We all have our own version of what just is. What is it that just is in your life? We wish it were different. We wish we were not confronting this dilemma. But we are. An aging parent. It just is. A struggling child. It just is. Cognitive decline. It just is. Our aging body or waning physical health. It just is. Losing our job. It just is. Financial tension. It just is. A broken relationship. It just is. And all of that is just in our personal lives. Add: what is happening in America that we wish were otherwise. It just is. What is happening in Israel that we wish were otherwise . It just is. What is happening in the world that we wish were otherwise. It just is.

It just is. How do we deal with it?

That is at the heart of what Ovadia Yosef faced when he learned of this woman’s dilemma. We learn something so powerful from his decision. We learn that the perfect cannot become the enemy of the good. Rather, we take what is, deepen it, strengthen it, and nurture it, so that what is gets better. We cannot make what is perfect. But we can make what is better.

This woman could not change her past. And Ovadia Yosef could not know what would happen if she belatedly told him the truth now. There was a real risk that the marriage would collapse, to the detriment of mother, father and child. So his charge was to make the marriage better now.

How might we apply Ovadia Yosef’s posture—take what just is, however imperfect, and make it better—to our own lives?

I thought a lot about Ovadia Yosef’s posture this week when our beloved Joan Mael passed away. Joan worked at Temple Emanuel for 30 years. She was the glue of our shul. Everybody who knew Joan loved her. All that I knew. I got to work with her every day.

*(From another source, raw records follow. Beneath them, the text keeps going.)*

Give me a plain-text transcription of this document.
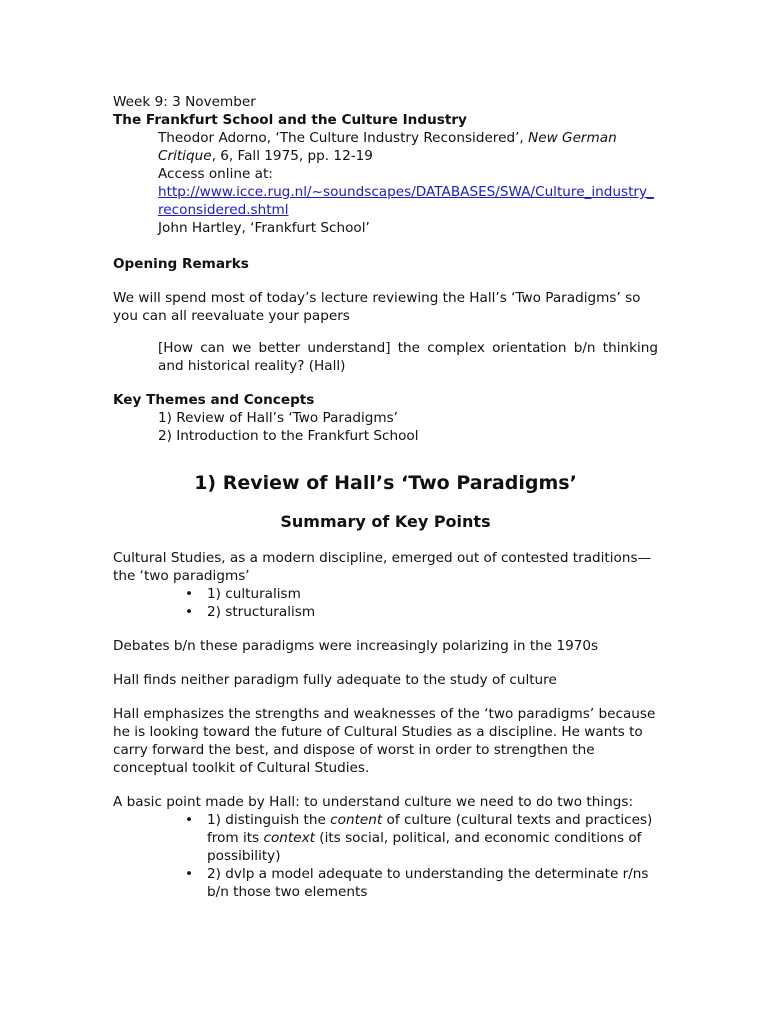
Week 9: 3 November
The Frankfurt School and the Culture Industry
Theodor Adorno, ‘The Culture Industry Reconsidered’, New German
Critique, 6, Fall 1975, pp. 12-19
Access online at:
http://www.icce.rug.nl/~soundscapes/DATABASES/SWA/Culture_industry_reconsidered.shtml
John Hartley, ‘Frankfurt School’
Opening Remarks

We will spend most of today’s lecture reviewing the Hall’s ‘Two Paradigms’ so you can all reevaluate your papers

[How can we better understand] the complex orientation b/n thinking and historical reality? (Hall)

Key Themes and Concepts
1) Review of Hall’s ‘Two Paradigms’
2) Introduction to the Frankfurt School
1) Review of Hall’s ‘Two Paradigms’
Summary of Key Points

Cultural Studies, as a modern discipline, emerged out of contested traditions—the ‘two paradigms’

• 1) culturalism
• 2) structuralism

Debates b/n these paradigms were increasingly polarizing in the 1970s

Hall finds neither paradigm fully adequate to the study of culture

Hall emphasizes the strengths and weaknesses of the ‘two paradigms’ because he is looking toward the future of Cultural Studies as a discipline. He wants to carry forward the best, and dispose of worst in order to strengthen the conceptual toolkit of Cultural Studies.

A basic point made by Hall: to understand culture we need to do two things:

• 1) distinguish the content of culture (cultural texts and practices) from its context (its social, political, and economic conditions of possibility)
• 2) dvlp a model adequate to understanding the determinate r/ns b/n those two elements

But there is something about Joan that I had never focused on until her burial on Monday afternoon. She was laid to rest near her husband Sid Mael, who had died in 2010. I did the quick math in my head: that meant she had been widowed for 15 years. And, her sons had shared that Sid had had Alzheimer’s for five years. Five years where she lost him before she lost him. Five years where she became a caregiver. I did the quick math in my head. That meant she had last had a healthy husband 20 years ago. For the last 20 years, 5 of them she was a caregiver, and 15 of them she was a widow. And then I did the quick math in my head. I knew and loved Joan for 28 years. And 20 out of those 28 years were years without her healthy husband. Why did I never focus on that fact during all the years we were working together? Why did I only notice how hard the last 20 years must have been when we laid her next to her husband?

The reason is: if you knew Joan you knew this, Joan was always irrepressibly hopeful, optimistic, strong, resilient. It wasn’t an act. It was who she really was. Resilience was not her façade. Resilience was her soul. She took what is—those hard 20 years—and she did not make it perfect, but she did make it better. She built and deepened all kinds of relationships with her family and with her communities, here and at Sharei Tefilah, that brought her genuine joy every day. She was always listening to music, Israeli music and hazzanut. She was traveling to see grandchildren. She was always dressing with a cool hip style. She was traveling on March of the Living. She was going to Hartman to learn Torah. She was finding deep meaning in how she encountered every person who walked through our doors.

This to me is her great legacy. The facts of our life are important, but our attitude about those facts, how we see them, the kind of energy we bring to those facts, is even more important. The past cannot get remade. But the present and the future are what we choose to make it. That is why Ovadia Yosef wanted this couple to raise their son in harmony. That is how Joan Mael could be legitimately hopeful and happy the last 20 years. That is how all of us can be when we face our own version of what just is.

When it just is, make it better. Shabbat shalom.